Lillian Russell of Quincy, Mass., was almost as lucky, since she was also a winner, and was within range of W1XG in Boston. Fayme and Russell were among the six winners of the set shown above, in the announcement of a quiz contest in the September 1939 issue of Radio Mirror.
But in the full list of winners is shown below (in the January 1940 issue), a problem is apparent.
The other four winners didn’t have anything to watch. There were no TV stations on the air in Portland, San Francisco, or Burlingame, California. And there certainly weren’t any stations anywhere near Hole Center, Texas, undoubtedly much to the dismay of Frances Rountree. Indeed, I can’t find any record of a town by that name, although there is a Hale Center about 30 miles north of Lubbock. But Hole or Hale, that new Philco wasn’t of much use to the Rountree family.
The TV stations on the air as of 1940 are shown on this excerpt from White’s Radio Log, Jan.-Feb. 1940. (This list includes three mechanical television stations operating on 2000-2100 kHz, which the more modern Philco wouldn’t have been able to receive. So winners in Irvington, N.J. or West Lafayette, Ind., wouldn’t have fared any better.)

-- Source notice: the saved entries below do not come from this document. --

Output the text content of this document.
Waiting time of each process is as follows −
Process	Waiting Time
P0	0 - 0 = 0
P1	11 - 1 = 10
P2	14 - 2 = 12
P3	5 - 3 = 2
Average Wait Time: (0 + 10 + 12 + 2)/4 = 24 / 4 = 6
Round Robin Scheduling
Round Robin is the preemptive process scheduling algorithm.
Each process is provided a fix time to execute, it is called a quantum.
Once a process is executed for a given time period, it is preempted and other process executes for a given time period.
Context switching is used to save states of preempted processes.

It turns out that the four hapless winners weren’t totally out of luck, since the fine print of the contest rules did show some foresight: “And if, perhaps, you live in a section of the country where television programs cannot yet be received, this quiz still carries a prize for you. Any winning contestant can have, if he wishes, a de luxe Philco radio set instead of the television receiver.” So the winners in California, Oregon, and Texas, presumably gathered around their de luxe Philco console radios and dreamed of television, which for them would have to wait until after the war.